Correctness fixes for analytics-engine search route (datetime schema + IP/BINARY byte[]) by ahkcs · Pull Request #5447 · opensearch-project/sql

ahkcs · 2026-05-15T18:20:52Z

What this PR does

Four narrowly-scoped correctness fixes the analytics-engine search path needs. No visitor lowering, no work-arounds for typed-predicate query_string — those belong upstream (see below).

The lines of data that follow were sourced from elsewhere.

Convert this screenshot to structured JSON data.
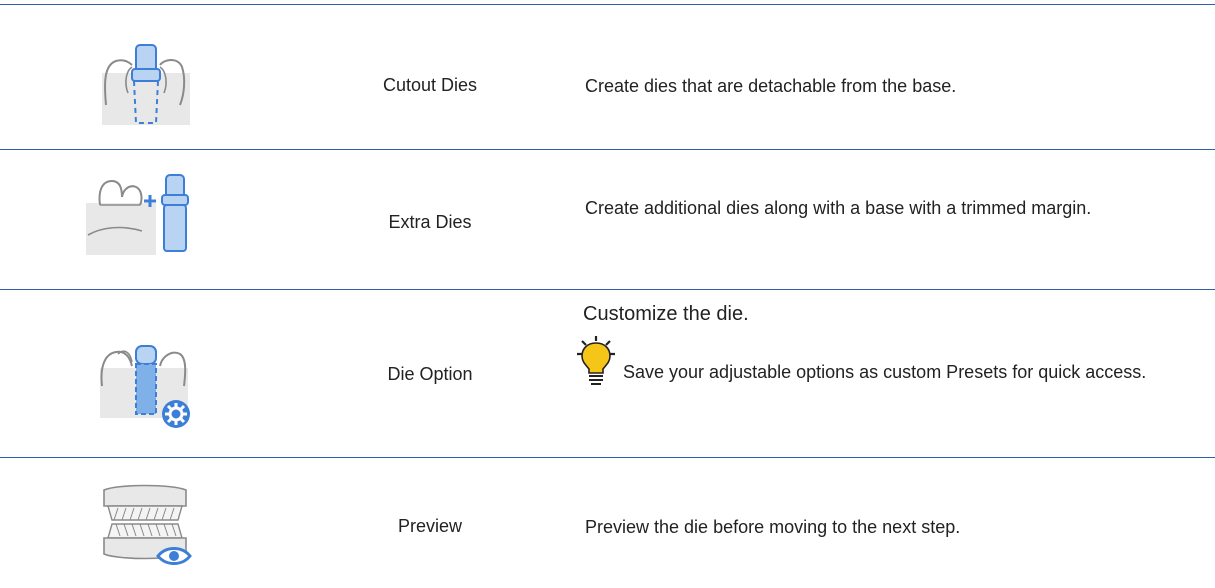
{
  "rows": [
    {
      "icon": "cutout-dies-icon",
      "name": "Cutout Dies",
      "description": "Create dies that are detachable from the base."
    },
    {
      "icon": "extra-dies-icon",
      "name": "Extra Dies",
      "description": "Create additional dies along with a base with a trimmed margin."
    },
    {
      "icon": "die-option-icon",
      "name": "Die Option",
      "description": "Customize the die.",
      "tip_icon": "lightbulb-icon",
      "tip": "Save your adjustable options as custom Presets for quick access."
    },
    {
      "icon": "preview-icon",
      "name": "Preview",
      "description": "Preview the die before moving to the next step."
    }
  ],
  "colors": {
    "rule": "#2f5fa8",
    "icon_blue": "#3d7fd6",
    "icon_fill_blue": "#b9d3f3",
    "gray_fill": "#e8e8e8",
    "gray_stroke": "#8a8a8a",
    "bulb_yellow": "#f5c518"
  }
}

#	Commit	What it fixes	Without this commit
1	`Inject parquet settings in testSearchCommandWithSpecialIndexName`	Makes the special-index test create a parquet-backed shard like the rest of the suite.	Test runs on a Lucene-backed shard — not representative of the analytics-engine route.
2	`Pass minimal {"properties":{}} mapping in testSearchCommandWithSpecialIndexName`	Empty index needs at least an empty `properties` map for the analytics catalog to surface it.	Index goes missing; test fails at "index not found".
3	`Preserve datetime schema-column types in AnalyticsExecutionEngine`	`DatetimeOutputCastRule` casts every datetime column to `VARCHAR` for PPL's wire format. The response schema now recovers the pre-cast `RelDataType` so a `@timestamp` column is reported as `timestamp`, not `string`.	Type-checked clients break: schema says `string` for what is actually a timestamp.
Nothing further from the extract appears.